The Monitor reports:
The reasons black parents cite for home-schooling their children cover a wide range. Some sound similar to the homeschooling movement as a whole: religious beliefs, a desire to shelter children from an increasingly crass or materialistic society, a conviction that they are best-suited to teach their kids the values they need to live a fulfilling life.
But other parents cite incidents of racial bullying, studies showing that black students are less likely to be recommended for gifted and advanced classes, and multiple studies showing that African-American children – especially boys – are disproportionately likely to be suspended or arrested.
Ray told the news site NHERI studies suggest black parents who pull their children out of public schools are doing them a favor academically.
An NHERI study found that home-schooled students score between 23 and 42 percentage points higher than traditional public school students in critical subjects of math, reading, and English, though Ray acknowledged the study only involved 81 home-schooled students, a very small sample size.

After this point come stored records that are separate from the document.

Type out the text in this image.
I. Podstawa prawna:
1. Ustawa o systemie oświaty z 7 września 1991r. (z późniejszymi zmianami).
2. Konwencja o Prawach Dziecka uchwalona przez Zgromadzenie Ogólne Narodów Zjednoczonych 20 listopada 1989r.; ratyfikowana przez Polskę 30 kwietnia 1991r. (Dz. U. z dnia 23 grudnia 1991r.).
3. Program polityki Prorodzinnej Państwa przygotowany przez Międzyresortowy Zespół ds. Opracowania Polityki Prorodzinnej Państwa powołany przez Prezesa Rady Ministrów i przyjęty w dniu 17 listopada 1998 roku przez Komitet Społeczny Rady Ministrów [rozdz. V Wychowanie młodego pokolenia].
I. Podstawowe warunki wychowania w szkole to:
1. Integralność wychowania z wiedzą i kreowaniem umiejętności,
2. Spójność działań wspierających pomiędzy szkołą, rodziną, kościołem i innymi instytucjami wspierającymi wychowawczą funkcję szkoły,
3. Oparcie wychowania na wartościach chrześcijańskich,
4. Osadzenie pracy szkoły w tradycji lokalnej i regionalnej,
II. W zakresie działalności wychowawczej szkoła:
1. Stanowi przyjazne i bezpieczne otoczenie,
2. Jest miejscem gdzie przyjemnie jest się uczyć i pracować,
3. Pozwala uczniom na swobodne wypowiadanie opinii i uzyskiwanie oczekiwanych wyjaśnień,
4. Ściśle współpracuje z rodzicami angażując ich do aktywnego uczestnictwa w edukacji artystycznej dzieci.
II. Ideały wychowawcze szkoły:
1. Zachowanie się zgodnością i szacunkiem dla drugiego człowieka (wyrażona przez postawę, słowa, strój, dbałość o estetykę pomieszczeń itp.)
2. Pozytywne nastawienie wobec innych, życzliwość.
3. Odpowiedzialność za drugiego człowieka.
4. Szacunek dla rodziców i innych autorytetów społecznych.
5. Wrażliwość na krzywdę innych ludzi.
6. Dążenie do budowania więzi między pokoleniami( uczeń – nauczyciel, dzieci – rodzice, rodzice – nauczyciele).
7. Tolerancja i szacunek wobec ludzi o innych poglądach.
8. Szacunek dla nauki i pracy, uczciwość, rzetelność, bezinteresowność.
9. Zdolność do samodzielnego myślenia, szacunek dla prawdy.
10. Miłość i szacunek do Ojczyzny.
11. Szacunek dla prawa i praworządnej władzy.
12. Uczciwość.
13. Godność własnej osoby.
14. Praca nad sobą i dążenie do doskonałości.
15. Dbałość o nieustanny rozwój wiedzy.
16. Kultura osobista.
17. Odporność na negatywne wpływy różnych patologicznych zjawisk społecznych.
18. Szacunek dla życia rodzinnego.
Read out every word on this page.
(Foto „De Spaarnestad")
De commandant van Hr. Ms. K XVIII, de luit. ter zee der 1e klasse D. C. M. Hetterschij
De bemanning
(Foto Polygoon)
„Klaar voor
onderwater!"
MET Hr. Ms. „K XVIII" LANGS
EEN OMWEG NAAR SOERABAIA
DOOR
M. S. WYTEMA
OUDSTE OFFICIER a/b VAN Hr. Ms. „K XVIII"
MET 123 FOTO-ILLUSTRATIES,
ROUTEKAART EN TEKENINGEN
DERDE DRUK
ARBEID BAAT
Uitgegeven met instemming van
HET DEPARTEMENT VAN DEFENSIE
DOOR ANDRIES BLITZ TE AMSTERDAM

Those home-schooled students also scored well above average “on measures of social, emotional, and psychological development,” he said.
In Atlanta, black parents who couldn’t normally afford to take time off of work to home school their children are banding together with other parents to educate students in a co-op through rotating teaching shifts that allows the parent educators to focus on their strengths, said Cheryl Fields-Smith, an education professor at the University of Georgia.
“Some of the most amazing inventions come forward out of need,” Queen Taese, a Lithonia mother who homeschooled her seven children, told the Monitor. “And the way public education in going, there was an inevitable need, especially for the black community, because less funds go to our schools and there are a lot less opportunities unless our children go outside our community.”
The home-schooling advocates pointed out that the alternative to public education not only allows parents to help their children excel much quicker than public schools, it also gives them the freedom to shape their curriculum around the values they find most important, including more in-depth study of history and the civil rights movement, according to the news site.